Although the number of BSE cases reported in Britain is more than 20 times higher than anywhere in the world, with 3,161 cases reported in 1998 and more than 1,040 so far this year, the EU has not required that beef for export to Europe be tested with any of three clinical tests validated by the European Commission (EC).
The father of one victim of "new variant" Creutfeldt-Jakob Disease (v- CJD) caused by BSE, said that the lack of testing left him "speechless". Roger Tomkins, whose daughter, Clare, died in 1998 from the disease, said: "I'm amazed: if there's such a test, it's in everybody's interest to identify the animals incubating the disease and get them out of the way as soon as possible."
The tests would be used to identify cattle in slaughterhouses which have BSE but no symptoms. Such animals are the iceberg beneath the tip of reported cases: a scientific analysis in 1996 showed that for every BSE case reported, there were roughly 40 sub-clinical cases which would go undetected into food.
An expert at the Meat and Livestock Commission (MLC), which lobbies on behalf of the meat industry, said that the use of a test would help revive the export market, which stood at pounds 500m annually before the Government announced a link between BSE and v-CJD in March 1996. "Having a test would be helpful, particularly in Germany where people are more nervous about BSE than in the rest of Europe," said John Pratt, veterinary adviser to the MLC. "Once we have a test that is as foolproof as possible, we would press for its wider use."
But a number of tests have been trialled. Last year, the EC carried out an experiment in which four companies with tests were sent unidentified samples, some from animals showing BSE and others from New Zealand-born animals free of BSE. The results published last month showed that three of the companies - Enfer from Ireland, Prionics from Switzerland and CEA from France - scored 100 per cent in identifying both groups. Further tests with diluted solutions from the two groups were also carried out, with similar results: the Enfer test, which uses a system developed by Proteus International from Macclesfield and can be carried out in four hours, scored perfect marks with a solution diluted by a factor of 30.
Arthur Rushton, chief operating officer of Proteus International, said: "The question is, why aren't people taking this up? From the scientific point of view it's hard to say what more is needed. These tests work."

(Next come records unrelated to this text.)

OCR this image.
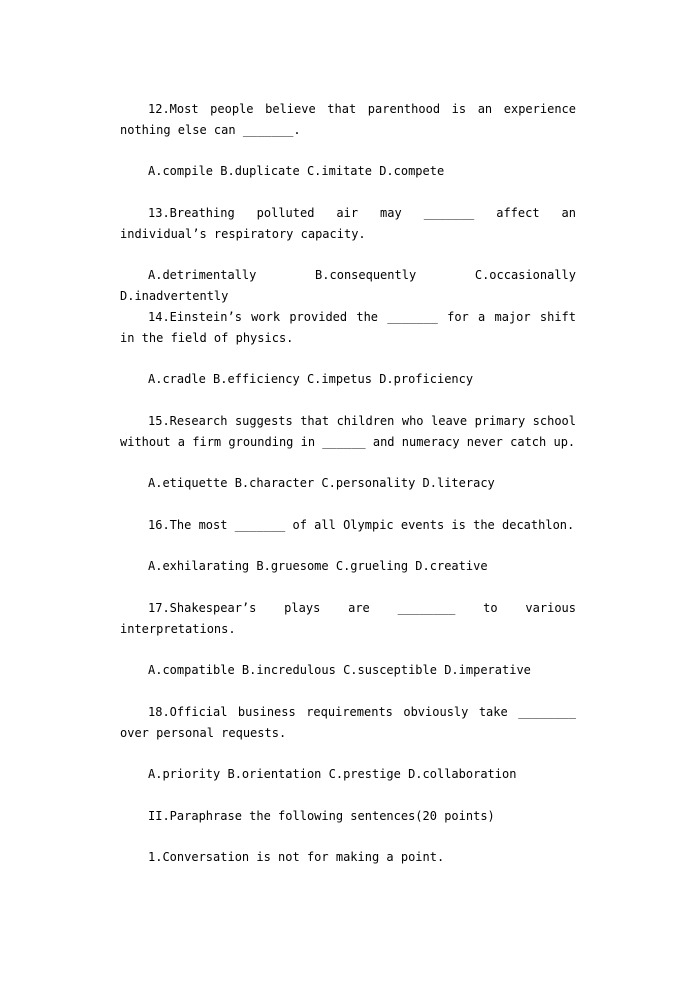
12.Most people believe that parenthood is an experience nothing else can _______.

A.compile B.duplicate C.imitate D.compete

13.Breathing polluted air may _______ affect an individual’s respiratory capacity.

A.detrimentally B.consequently C.occasionally D.inadvertently

14.Einstein’s work provided the _______ for a major shift in the field of physics.

A.cradle B.efficiency C.impetus D.proficiency

15.Research suggests that children who leave primary school without a firm grounding in ______ and numeracy never catch up.

A.etiquette B.character C.personality D.literacy

16.The most _______ of all Olympic events is the decathlon.

A.exhilarating B.gruesome C.grueling D.creative

17.Shakespear’s plays are ________ to various interpretations.

A.compatible B.incredulous C.susceptible D.imperative

18.Official business requirements obviously take ________ over personal requests.

A.priority B.orientation C.prestige D.collaboration

II.Paraphrase the following sentences(20 points)

1.Conversation is not for making a point.
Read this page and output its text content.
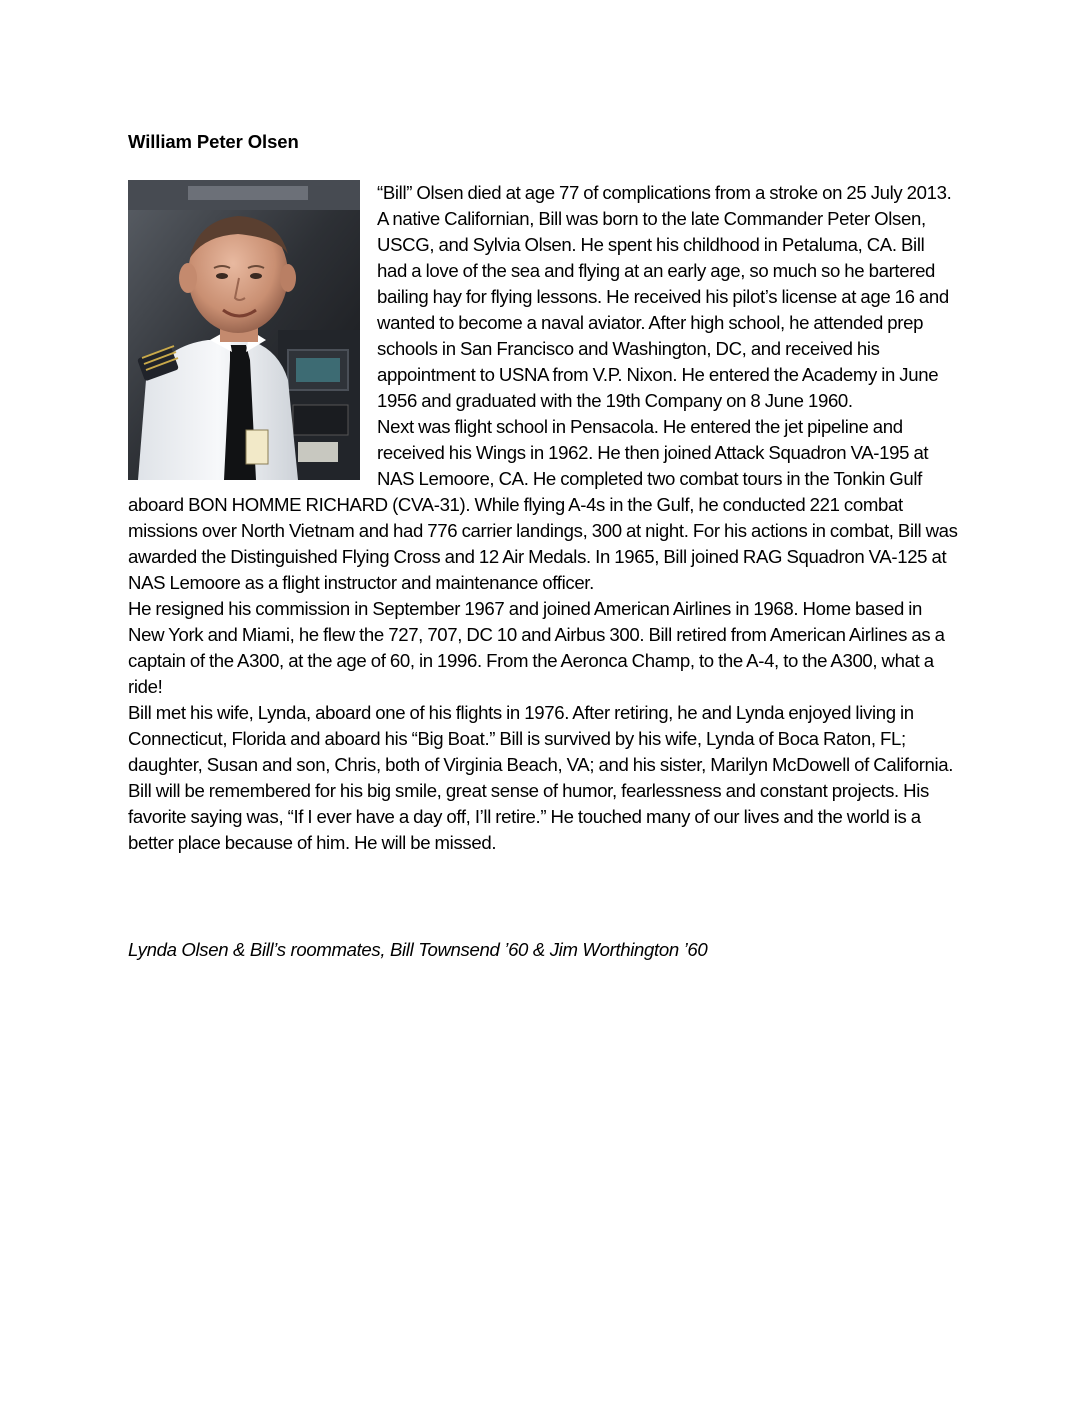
William Peter Olsen

“Bill” Olsen died at age 77 of complications from a stroke on 25 July 2013. A native Californian, Bill was born to the late Commander Peter Olsen, USCG, and Sylvia Olsen. He spent his childhood in Petaluma, CA. Bill had a love of the sea and flying at an early age, so much so he bartered bailing hay for flying lessons. He received his pilot’s license at age 16 and wanted to become a naval aviator. After high school, he attended prep schools in San Francisco and Washington, DC, and received his appointment to USNA from V.P. Nixon. He entered the Academy in June 1956 and graduated with the 19th Company on 8 June 1960.

Next was flight school in Pensacola. He entered the jet pipeline and received his Wings in 1962. He then joined Attack Squadron VA-195 at NAS Lemoore, CA. He completed two combat tours in the Tonkin Gulf aboard BON HOMME RICHARD (CVA-31). While flying A-4s in the Gulf, he conducted 221 combat missions over North Vietnam and had 776 carrier landings, 300 at night. For his actions in combat, Bill was awarded the Distinguished Flying Cross and 12 Air Medals. In 1965, Bill joined RAG Squadron VA-125 at NAS Lemoore as a flight instructor and maintenance officer.

He resigned his commission in September 1967 and joined American Airlines in 1968. Home based in New York and Miami, he flew the 727, 707, DC 10 and Airbus 300. Bill retired from American Airlines as a captain of the A300, at the age of 60, in 1996. From the Aeronca Champ, to the A-4, to the A300, what a ride!

Bill met his wife, Lynda, aboard one of his flights in 1976. After retiring, he and Lynda enjoyed living in Connecticut, Florida and aboard his “Big Boat.” Bill is survived by his wife, Lynda of Boca Raton, FL; daughter, Susan and son, Chris, both of Virginia Beach, VA; and his sister, Marilyn McDowell of California.

Bill will be remembered for his big smile, great sense of humor, fearlessness and constant projects. His favorite saying was, “If I ever have a day off, I’ll retire.” He touched many of our lives and the world is a better place because of him. He will be missed.

Lynda Olsen & Bill’s roommates, Bill Townsend ’60 & Jim Worthington ’60
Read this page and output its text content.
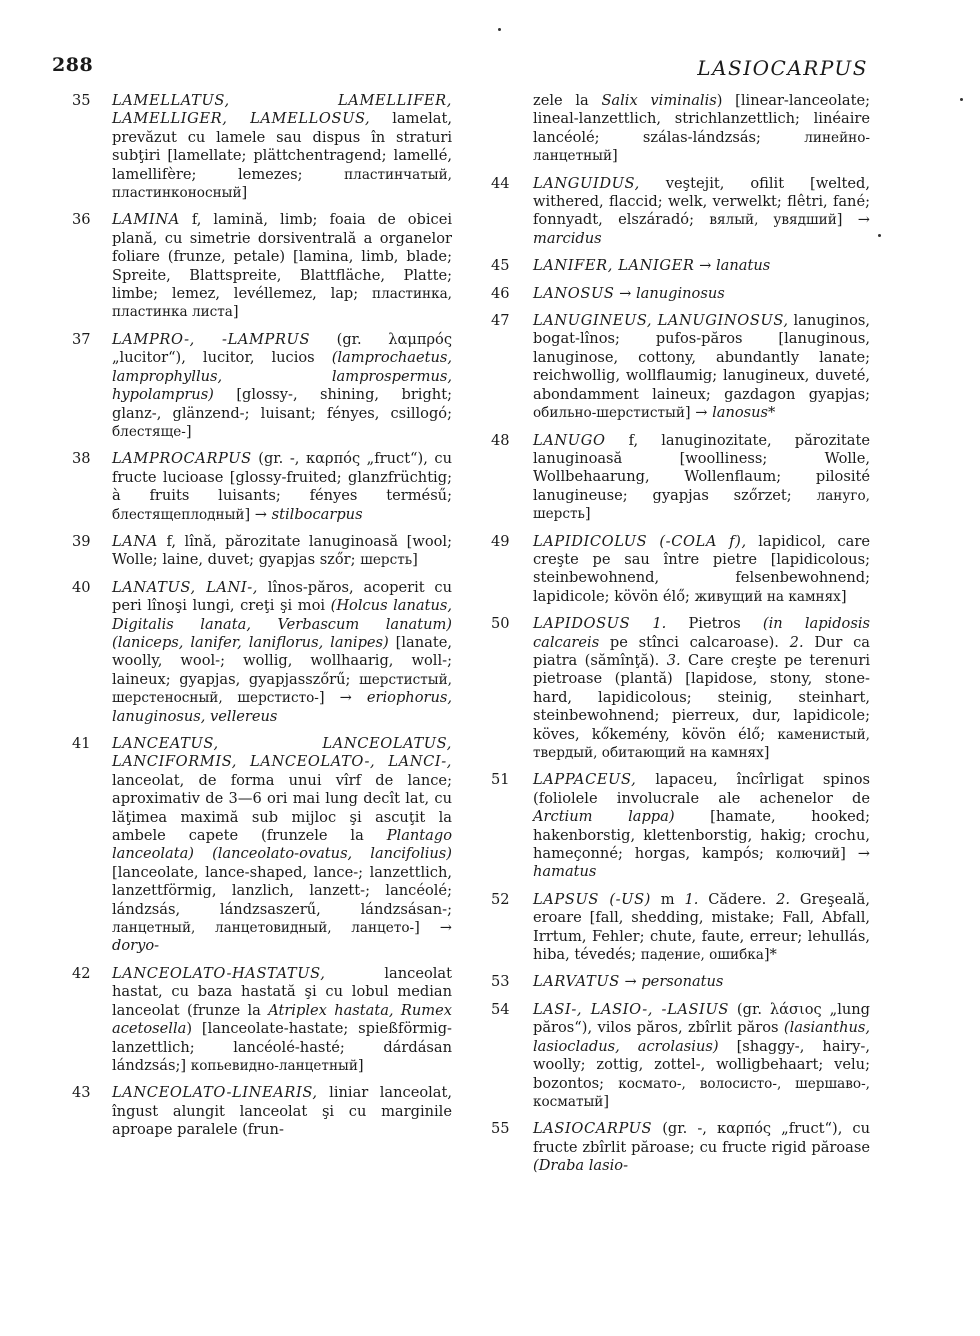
288	LASIOCARPUS
35 LAMELLATUS, LAMELLIFER, LAMELLIGER, LAMELLOSUS, lamelat, prevăzut cu lamele sau dispus în straturi subţiri [lamellate; plättchentragend; lamellé, lamellifère; lemezes; пластинчатый, пластинконосный]
36 LAMINA f, lamină, limb; foaia de obicei plană, cu simetrie dorsiventrală a organelor foliare (frunze, petale) [lamina, limb, blade; Spreite, Blattspreite, Blattfläche, Platte; limbe; lemez, levéllemez, lap; пластинка, пластинка листа]
37 LAMPRO-, -LAMPRUS (gr. λαμπρός „lucitor“), lucitor, lucios (lamprochaetus, lamprophyllus, lamprospermus, hypolamprus) [glossy-, shining, bright; glanz-, glänzend-; luisant; fényes, csillogó; блестяще-]
38 LAMPROCARPUS (gr. -, καρπός „fruct“), cu fructe lucioase [glossy-fruited; glanzfrüchtig; à fruits luisants; fényes termésű; блестящеплодный] → stilbocarpus
39 LANA f, lînă, părozitate lanuginoasă [wool; Wolle; laine, duvet; gyapjas szőr; шерсть]
40 LANATUS, LANI-, lînos-păros, acoperit cu peri lînoşi lungi, creţi şi moi (Holcus lanatus, Digitalis lanata, Verbascum lanatum) (laniceps, lanifer, laniflorus, lanipes) [lanate, woolly, wool-; wollig, wollhaarig, woll-; laineux; gyapjas, gyapjasszőrű; шерстистый, шерстеносный, шерстисто-] → eriophorus, lanuginosus, vellereus
41 LANCEATUS, LANCEOLATUS, LANCIFORMIS, LANCEOLATO-, LANCI-, lanceolat, de forma unui vîrf de lance; aproximativ de 3—6 ori mai lung decît lat, cu lăţimea maximă sub mijloc şi ascuţit la ambele capete (frunzele la Plantago lanceolata) (lanceolato-ovatus, lancifolius) [lanceolate, lance-shaped, lance-; lanzettlich, lanzettförmig, lanzlich, lanzett-; lancéolé; lándzsás, lándzsaszerű, lándzsásan-; ланцетный, ланцетовидный, ланцето-] → doryo-
42 LANCEOLATO-HASTATUS, lanceolat hastat, cu baza hastată şi cu lobul median lanceolat (frunze la Atriplex hastata, Rumex acetosella) [lanceolate-hastate; spießförmig-lanzettlich; lancéolé-hasté; dárdásan lándzsás;] копьевидно-ланцетный]
43 LANCEOLATO-LINEARIS, liniar lanceolat, îngust alungit lanceolat şi cu marginile aproape paralele (frun-
zele la Salix viminalis) [linear-lanceolate; lineal-lanzettlich, strichlanzettlich; linéaire lancéolé; szálas-lándzsás; линейно-ланцетный]
44 LANGUIDUS, veştejit, ofilit [welted, withered, flaccid; welk, verwelkt; flêtri, fané; fonnyadt, elszáradó; вялый, увядший] → marcidus
45 LANIFER, LANIGER → lanatus
46 LANOSUS → lanuginosus
47 LANUGINEUS, LANUGINOSUS, lanuginos, bogat-lînos; pufos-păros [lanuginous, lanuginose, cottony, abundantly lanate; reichwollig, wollflaumig; lanugineux, duveté, abondamment laineux; gazdagon gyapjas; обильно-шерстистый] → lanosus*
48 LANUGO f, lanuginozitate, părozitate lanuginoasă [woolliness; Wolle, Wollbehaarung, Wollenflaum; pilosité lanugineuse; gyapjas szőrzet; лануго, шерсть]
49 LAPIDICOLUS (-COLA f), lapidicol, care creşte pe sau între pietre [lapidicolous; steinbewohnend, felsenbewohnend; lapidicole; kövön élő; живущий на камнях]
50 LAPIDOSUS 1. Pietros (in lapidosis calcareis pe stînci calcaroase). 2. Dur ca piatra (sămînţă). 3. Care creşte pe terenuri pietroase (plantă) [lapidose, stony, stone-hard, lapidicolous; steinig, steinhart, steinbewohnend; pierreux, dur, lapidicole; köves, kőkemény, kövön élő; каменистый, твердый, обитающий на камнях]
51 LAPPACEUS, lapaceu, încîrligat spinos (foliolele involucrale ale achenelor de Arctium lappa) [hamate, hooked; hakenborstig, klettenborstig, hakig; crochu, hameçonné; horgas, kampós; колючий] → hamatus
52 LAPSUS (-US) m 1. Cădere. 2. Greşeală, eroare [fall, shedding, mistake; Fall, Abfall, Irrtum, Fehler; chute, faute, erreur; lehullás, hiba, tévedés; падение, ошибка]*
53 LARVATUS → personatus
54 LASI-, LASIO-, -LASIUS (gr. λάσιος „lung păros“), vilos păros, zbîrlit păros (lasianthus, lasiocladus, acrolasius) [shaggy-, hairy-, woolly; zottig, zottel-, wolligbehaart; velu; bozontos; космато-, волосисто-, шершаво-, косматый]
55 LASIOCARPUS (gr. -, καρπός „fruct“), cu fructe zbîrlit păroase; cu fructe rigid păroase (Draba lasio-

A spokesman for the Ministry of Agriculture, Fisheries and Food said: "We are looking at possible diagnostic tests, but we need to look at them carefully before deciding how to use them. The tests results are important, but are only one step."
At the MLC, Mr Pratt said: "The question is which tissues you should test for sub-clinical BSE - it seems to migrate from the gut to the nerves, to the spinal column and then to the brain."